Der Autor gelangte so zu einer eher unausgegorenen, im Grunde aber recht reaktionären Weltsicht. Darum frage ich mich immer wieder, was mich mit ihm und seinem Werk verbindet? Es ist wohl weder das Militärische noch das Reaktionäre. Ich glaube, es ist das Gefühl der Unsicherheit über die eigene Rolle und den eigenen Platz in der Welt.

In dem hoch spannend beginnenden, leider aber niveaumäßig nicht bis zum Ende durchgehaltenen Noir-Kriminalroman „Ich war Jack Mortimer“ schlüpft Lernet-Holenias Held Ferdinand Sponer (Ex-Kavalleriekadett, Leider-nicht-Berufsoffizier, zu einer eher proletarischen Existenz als Chauffeur verdammt und erotisch heimlich einer unerreichbaren Aristokratin, Marisabelle von Raschitz, verfallen) in die Rolle des mysteriösen, in seinem Taxi von unbekannter Hand ermordeten Amerikaners Jack Mortimer.
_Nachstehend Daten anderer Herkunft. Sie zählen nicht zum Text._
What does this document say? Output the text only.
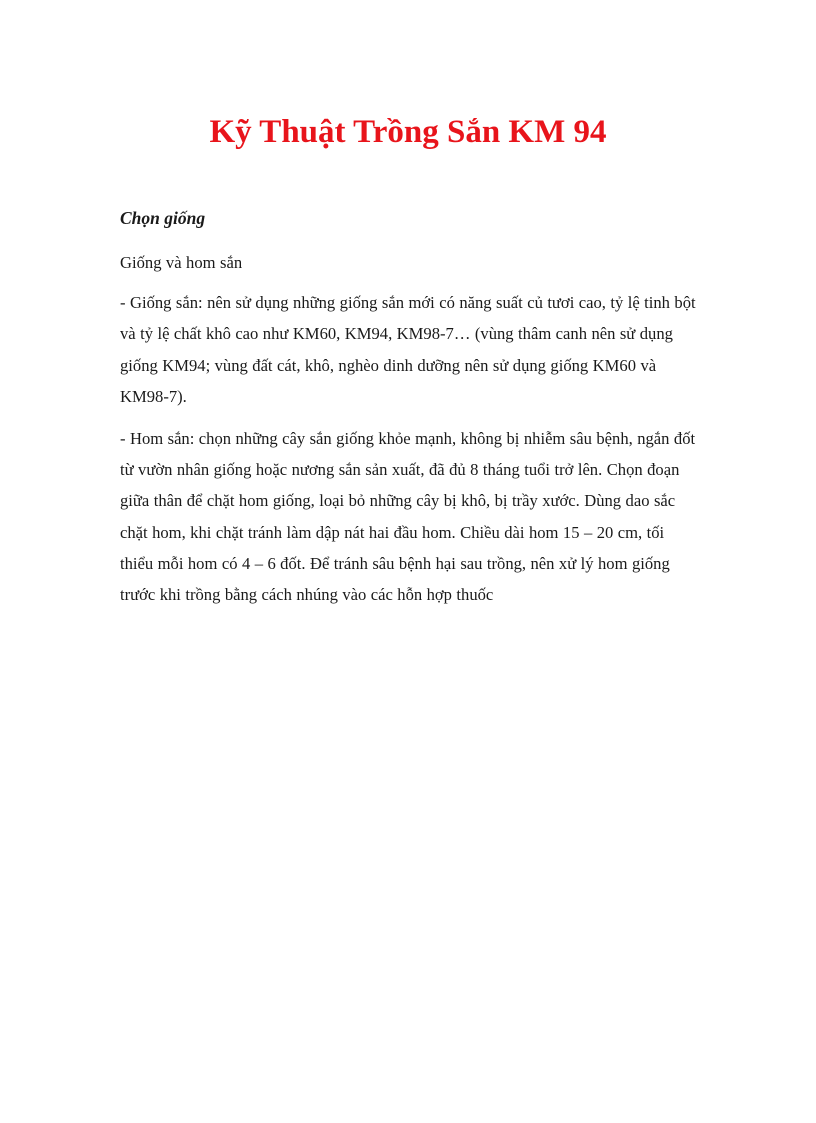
Kỹ Thuật Trồng Sắn KM 94
Chọn giống

Giống và hom sắn

- Giống sắn: nên sử dụng những giống sắn mới có năng suất củ tươi cao, tỷ lệ tinh bột và tỷ lệ chất khô cao như KM60, KM94, KM98-7… (vùng thâm canh nên sử dụng giống KM94; vùng đất cát, khô, nghèo dinh dưỡng nên sử dụng giống KM60 và KM98-7).

- Hom sắn: chọn những cây sắn giống khỏe mạnh, không bị nhiễm sâu bệnh, ngắn đốt từ vườn nhân giống hoặc nương sắn sản xuất, đã đủ 8 tháng tuổi trở lên. Chọn đoạn giữa thân để chặt hom giống, loại bỏ những cây bị khô, bị trầy xước. Dùng dao sắc chặt hom, khi chặt tránh làm dập nát hai đầu hom. Chiều dài hom 15 – 20 cm, tối thiểu mỗi hom có 4 – 6 đốt. Để tránh sâu bệnh hại sau trồng, nên xử lý hom giống trước khi trồng bằng cách nhúng vào các hỗn hợp thuốc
Anfangs nur, um die Spur des Toten, dessen Leichnam er in der Donau versenkt, zu verwischen, da er fürchtet, die Polizei könnte ihm den Mord „anhängen“. Doch durch den scheinbar nur gespielten Identitätswechsel wird er mehr in das Leben und in das Schicksal des Jack Mortimer hineingezogen, als ihm lieb ist, und muss nun, gejagt von der Polizei und Mortimers Feinden, selbst um sein Leben kämpfen.
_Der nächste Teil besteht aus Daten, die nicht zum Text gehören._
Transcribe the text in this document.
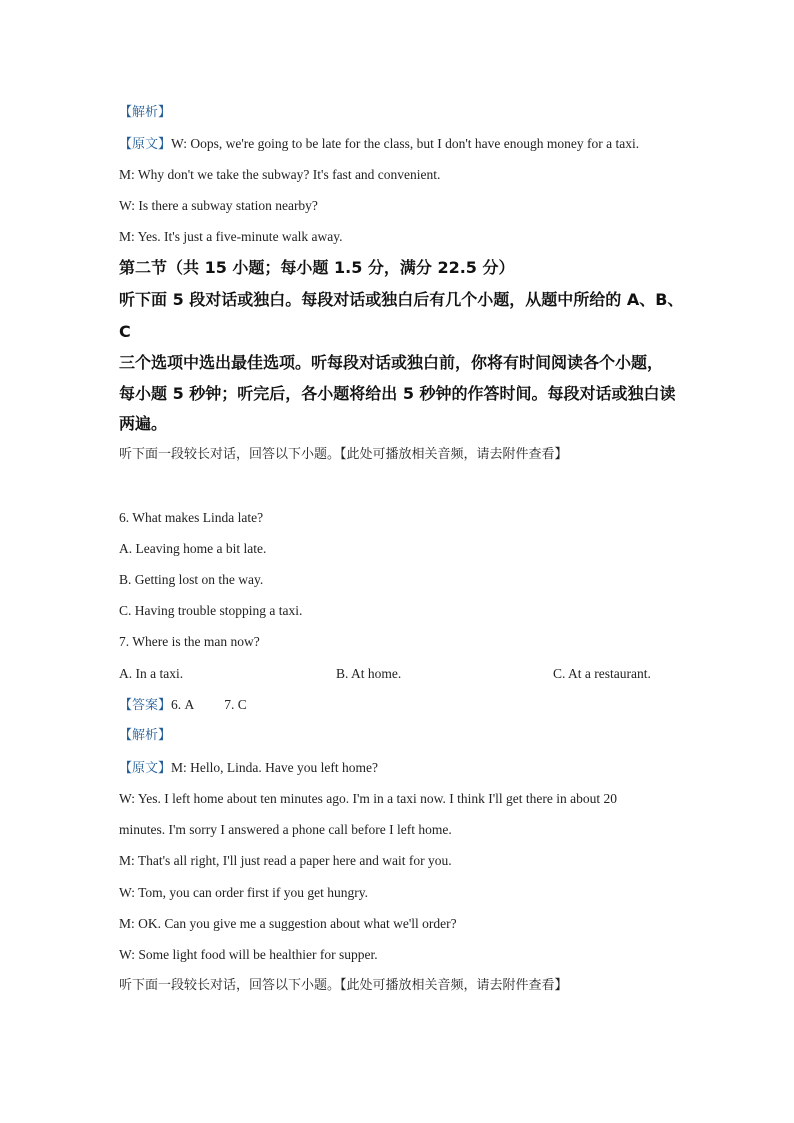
【解析】
【原文】W: Oops, we're going to be late for the class, but I don't have enough money for a taxi.
M: Why don't we take the subway? It's fast and convenient.
W: Is there a subway station nearby?
M: Yes. It's just a five-minute walk away.
第二节（共 15 小题；每小题 1.5 分，满分 22.5 分）
听下面 5 段对话或独白。每段对话或独白后有几个小题，从题中所给的 A、B、
C
三个选项中选出最佳选项。听每段对话或独白前，你将有时间阅读各个小题，
每小题 5 秒钟；听完后，各小题将给出 5 秒钟的作答时间。每段对话或独白读
两遍。
听下面一段较长对话，回答以下小题。【此处可播放相关音频，请去附件查看】
6. What makes Linda late?
A. Leaving home a bit late.
B. Getting lost on the way.
C. Having trouble stopping a taxi.
7. Where is the man now?
A. In a taxi.	B. At home.	C. At a restaurant.
【答案】6. A 7. C
【解析】
【原文】M: Hello, Linda. Have you left home?
W: Yes. I left home about ten minutes ago. I'm in a taxi now. I think I'll get there in about 20
minutes. I'm sorry I answered a phone call before I left home.
M: That's all right, I'll just read a paper here and wait for you.
W: Tom, you can order first if you get hungry.
M: OK. Can you give me a suggestion about what we'll order?
W: Some light food will be healthier for supper.
听下面一段较长对话，回答以下小题。【此处可播放相关音频，请去附件查看】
Der bezeichnenderweise vornamenlose, nur durch sein Adelsprädikat definierte Titelheld unserer Novelle findet von seinem ganz persönlichen „Helweg“ durch das Schattenreich wieder ins reale Leben zurück. So wie Fähnrich Menis mit seiner persönlichen „Göttin“, Resa Lang, zurück nach Wien findet und von der Welt der Uniform, die er mit der Verbrennung der Standarte des Regiments „Maria Isabella“ symbolisch hinter sich lässt, in die Geschäftswelt wechselt, zu der ihm die Familie seiner Frau Zutritt verschafft.
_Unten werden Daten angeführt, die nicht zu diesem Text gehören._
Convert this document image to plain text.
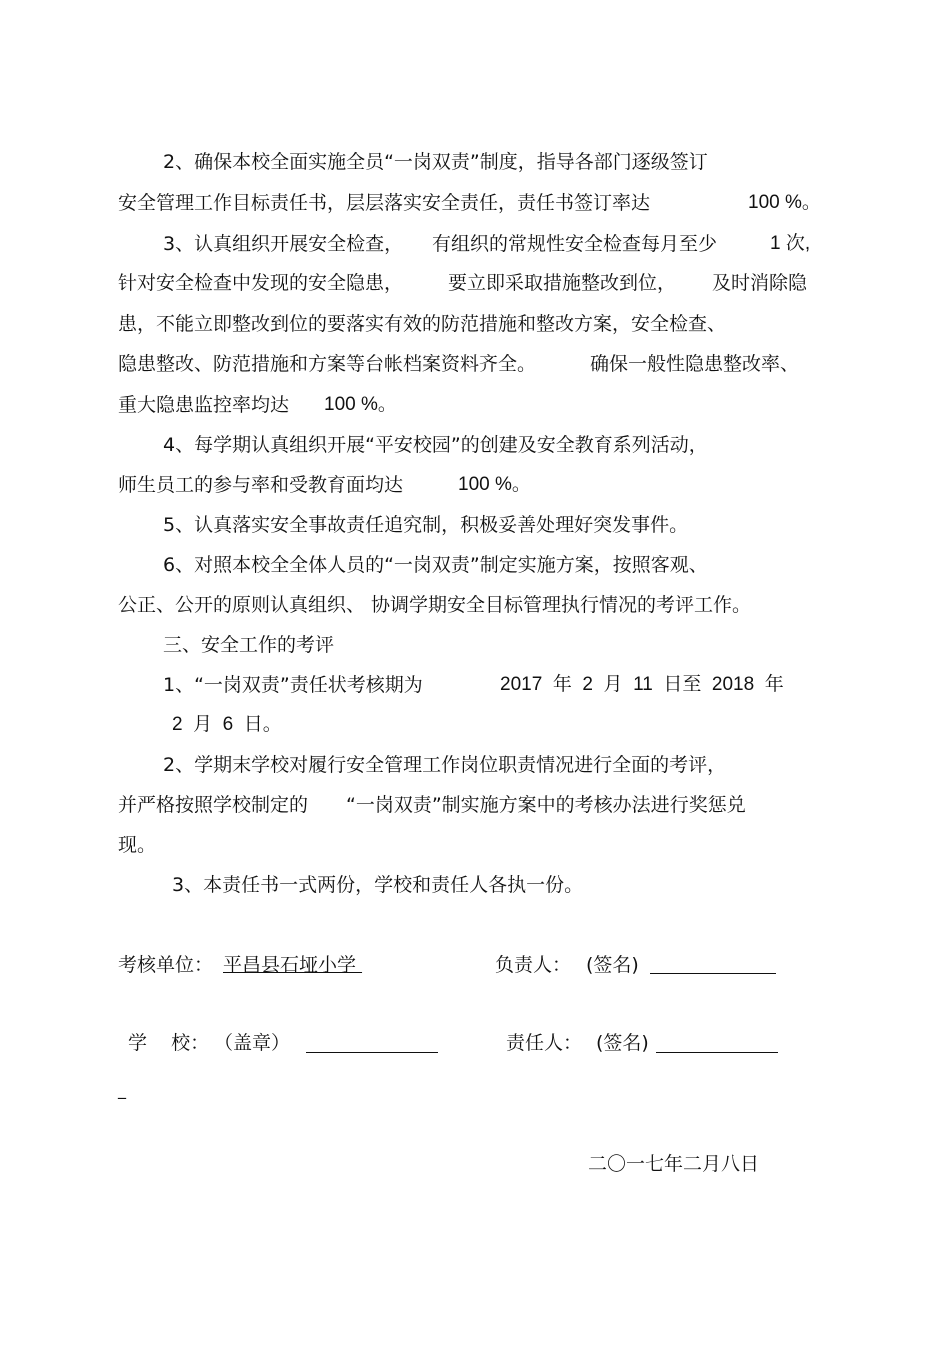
2、确保本校全面实施全员“一岗双责”制度，指导各部门逐级签订
安全管理工作目标责任书，层层落实安全责任，责任书签订率达	100 %。
3、认真组织开展安全检查， 有组织的常规性安全检查每月至少	1 次,
针对安全检查中发现的安全隐患， 要立即采取措施整改到位， 及时消除隐
患，不能立即整改到位的要落实有效的防范措施和整改方案，安全检查、
隐患整改、防范措施和方案等台帐档案资料齐全。	确保一般性隐患整改率、
重大隐患监控率均达 100 %。
4、每学期认真组织开展“平安校园”的创建及安全教育系列活动，
师生员工的参与率和受教育面均达	100 %。
5、认真落实安全事故责任追究制，积极妥善处理好突发事件。
6、对照本校全全体人员的“一岗双责”制定实施方案，按照客观、
公正、公开的原则认真组织、 协调学期安全目标管理执行情况的考评工作。
三、安全工作的考评
1、“一岗双责”责任状考核期为	2017  年  2  月  11  日至  2018  年
2  月  6  日。
2、学期末学校对履行安全管理工作岗位职责情况进行全面的考评，
并严格按照学校制定的 “一岗双责”制实施方案中的考核办法进行奖惩兑
现。
3、本责任书一式两份，学校和责任人各执一份。
考核单位： 平昌县石垭小学	负责人： (签名)
学    校： （盖章）	责任人： (签名)
_
二〇一七年二月八日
Alexander Lernet-Holenia selbst blieb Zeit seines Lebens ein innerlich Gespaltener, Unzufriedener und Missmutiger. Er trauerte um die Monarchie, obwohl er das Haus Habsburg für schwach und degeneriert hielt. Er hielt ehrenhaft-ausreichende Distanz zum Nationalsozialismus, obwohl er, etwa in „Die Standarte“, mehrfach von einem ewigen, mystischen „Reich“ schwadroniert und die Uniform der Wehrmacht trug. Er empfand das Ende des dritten Reichs als befreiende Wohltat, doch blieb ihm auch die demokratische Republik irgendwie fremd (legendär wurde sein jahrelanger, skurriler, auch mit literarischen Mitteln ausgetragender Privatkrieg gegen die „Finanz-SS“, an dessen Höhepunkt er angeblich einen leitenden Beamten öffentlich zum Duell forderte). Er bewegte sich nicht exklusiv in reaktionären Kreisen (er war etwa Trauzeuge Ödön von Horvaths), doch seine Tätigkeit als Präsident des österreichischen P.E.N.-Clubs endet wegen seiner nach 1960 bereits auf erbitterten Widerstand stoßenden reaktionären Haltung mit der Spaltung der renommierten Schriftstellervereinigung.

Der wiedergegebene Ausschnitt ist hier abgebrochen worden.